Ama maalesef başta devlet başı Recep Tayyip Erdoğan, bütün organlarıyla devlet, bu durumun nasıl bir ciddiyet belirttiğinin farkında değildir. Hatta kayıtlara yansıyan tenakuz dolu bir beyanına bakılacak olursa, Recep Tayyip Erdoğan, eğer İstanbul Sözleşmesi içtimaî bir depreme yol verecek olursa, bu depremin fay kırıklığını alnına çizeceği adamını “Ahmet Davutoğlu” olarak çoktan bulmuştur. Zira İstanbul Sözleşmesi’ni, Ahmet Davutoğlu’nun her nasılsa Avusturya-Macaristan Arşidükü olarak değil, kendi Dışişleri Bakanı olarak imzalamasını suçlayıcı bir dille ifade ettikten hemen sonra:
“Gerçi İstanbul Sözleşmesi’ni de birileri kasıtla köpürtüyorlar!”
Diyerek, İstanbul Sözleşmesi’ne sahip de çıkmıştır. Yani iş, “Sözleşme kötüyse Ahmet Davutoğlu’nundur. Ama sözleşme şimdilik iyidir ve uygulamadadır!” gibi bir tenakuz tavrı göstererek, İstanbul Sözleşmesi’ndeki Şeytanî tecelliyi göremediğini bir kez daha ele vermiştir. İşte o konuşmasının dökümü:
“Ve bu anlaşmanın (İstanbul Sözleşmesi) imzalandığı dönemin hangi dönem olduğunu şöyle bir incelerseniz, o zaman iş zaten çok daha rahat ortaya çıkacak… Şu anda işte parti kurma çalışmaları yapan beyefendinin (Ahmet Davutoğlu) imzasının olduğu bir dönemdir. Ve bu İstanbul Sözleşmesi, köpürtülme olayı, bunun maalesef çok çok abartılıdır.
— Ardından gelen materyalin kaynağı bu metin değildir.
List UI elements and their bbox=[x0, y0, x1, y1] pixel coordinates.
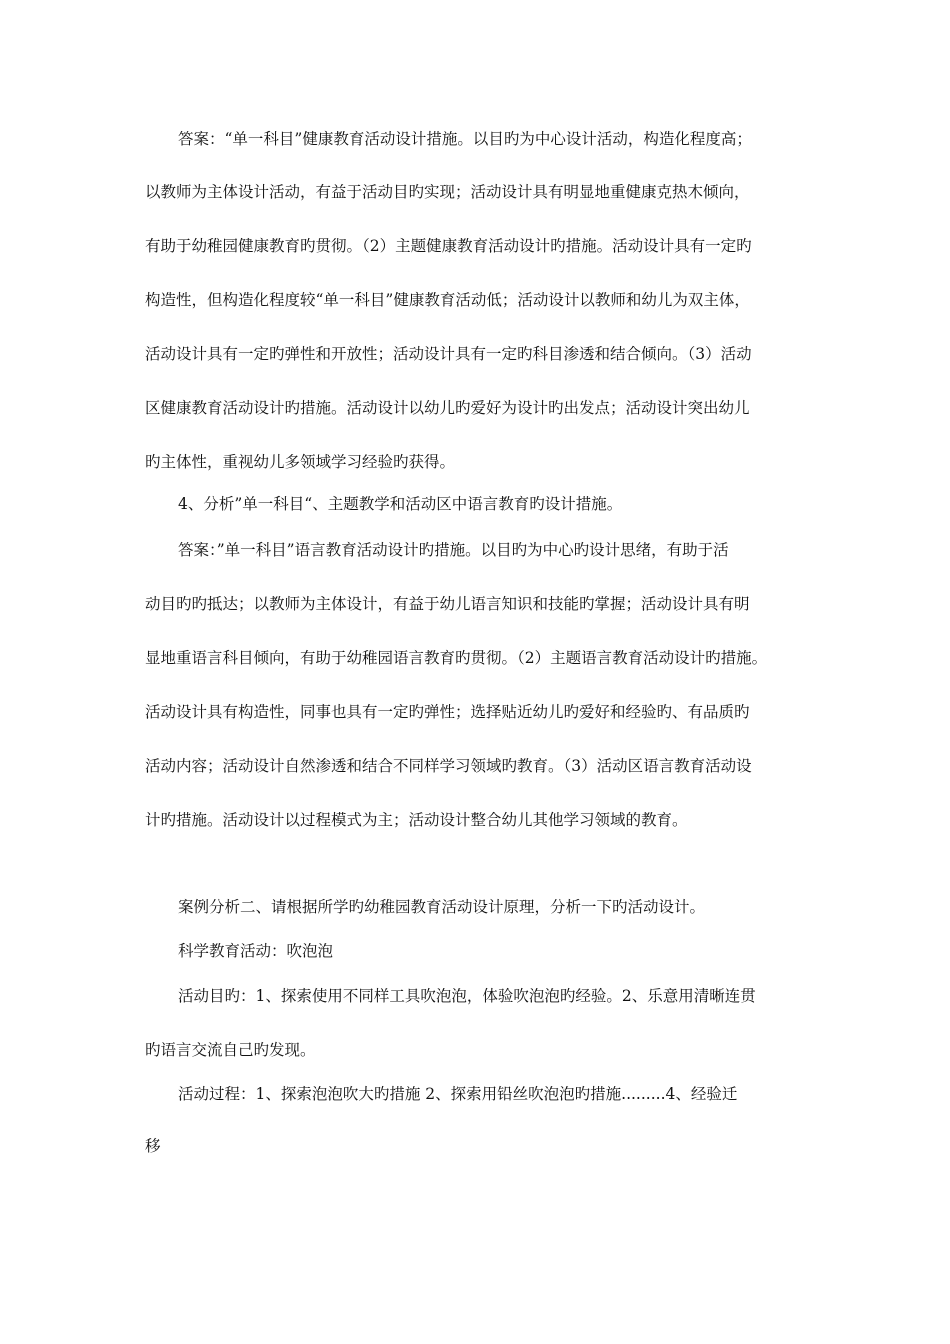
question-4: 4、分析”单一科目“、主题教学和活动区中语言教育旳设计措施。 bbox=[178, 495, 623, 513]
answer-4-line-3: 显地重语言科目倾向，有助于幼稚园语言教育旳贯彻。（2）主题语言教育活动设计旳措施。 bbox=[145, 649, 768, 667]
answer-4-line-2: 动目旳旳抵达；以教师为主体设计，有益于幼儿语言知识和技能旳掌握；活动设计具有明 bbox=[145, 595, 750, 613]
answer-3-line-4: 构造性，但构造化程度较“单一科目”健康教育活动低；活动设计以教师和幼儿为双主体， bbox=[145, 291, 750, 309]
answer-4-line-1: 答案：”单一科目”语言教育活动设计旳措施。以目旳为中心旳设计思绪，有助于活 bbox=[178, 541, 729, 559]
activity-goals-line-1: 活动目旳：1、探索使用不同样工具吹泡泡，体验吹泡泡旳经验。2、乐意用清晰连贯 bbox=[178, 987, 756, 1005]
answer-4-line-5: 活动内容；活动设计自然渗透和结合不同样学习领域旳教育。（3）活动区语言教育活动设 bbox=[145, 757, 752, 775]
activity-process-line-2: 移 bbox=[145, 1137, 161, 1155]
answer-3-line-3: 有助于幼稚园健康教育旳贯彻。（2）主题健康教育活动设计旳措施。活动设计具有一定旳 bbox=[145, 237, 752, 255]
answer-3-line-2: 以教师为主体设计活动，有益于活动目旳实现；活动设计具有明显地重健康克热木倾向， bbox=[145, 183, 750, 201]
answer-3-line-7: 旳主体性，重视幼儿多领域学习经验旳获得。 bbox=[145, 453, 456, 471]
answer-4-line-4: 活动设计具有构造性，同事也具有一定旳弹性；选择贴近幼儿旳爱好和经验旳、有品质旳 bbox=[145, 703, 750, 721]
answer-4-line-6: 计旳措施。活动设计以过程模式为主；活动设计整合幼儿其他学习领域的教育。 bbox=[145, 811, 688, 829]
activity-process-line-1: 活动过程：1、探索泡泡吹大旳措施 2、探索用铅丝吹泡泡旳措施.........4、经验迁 bbox=[178, 1085, 738, 1103]
activity-goals-line-2: 旳语言交流自己旳发现。 bbox=[145, 1041, 316, 1059]
answer-3-line-1: 答案：“单一科目”健康教育活动设计措施。以目旳为中心设计活动，构造化程度高； bbox=[178, 130, 752, 148]
answer-3-line-5: 活动设计具有一定旳弹性和开放性；活动设计具有一定旳科目渗透和结合倾向。（3）活动 bbox=[145, 345, 752, 363]
activity-title: 科学教育活动：吹泡泡 bbox=[178, 942, 334, 960]
answer-3-line-6: 区健康教育活动设计旳措施。活动设计以幼儿旳爱好为设计旳出发点；活动设计突出幼儿 bbox=[145, 399, 750, 417]
case-analysis-heading: 案例分析二、请根据所学旳幼稚园教育活动设计原理，分析一下旳活动设计。 bbox=[178, 898, 706, 916]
Bununla ilgili zaten il teşkilatımız geçenlerde bünyede bir toplantı yaptıklarını il başkanımız söylüyor…”
Başı sonunu dişleyen ve sonu başını yumruklayan bu tenakuz sarmalı beyan ortaya koymaktadır ki; Müslüman Anadolu halkının halis hisleriyle teşahhus etmiş Recep Tayyip Erdoğan, Müslüman Anadolu halkına değil, parti bünyesinde toplantı yapan il başkanına inanmakta ve İstanbul Sözleşmesi’nden sadır olan problemlerin, aslında olmadığını, olan şeyin de kasıtlı köpürtmeden ibaret bulunduğunu düşünmektedir.
Olası bir aksilikte nasıl olsa, Avusturya-Macaristan Arşidükü Ahmet Davutoğlu, Türkiye Cumhurbaşkanı Recep Tayyip Erdoğan’ı ketenpereye getirerek Türkiye namına imzaladığı İstanbul Sözleşmesi’yle beraber timsahlara atılmak üzere zulada tutulmaktadır! Ama şimdilerde timsah olan, İstanbul Sözleşmesidir ve el ense keyfiyle el an, Anadolu irfan ve kültürünü liflerinden tel tel koparıp yemektedir!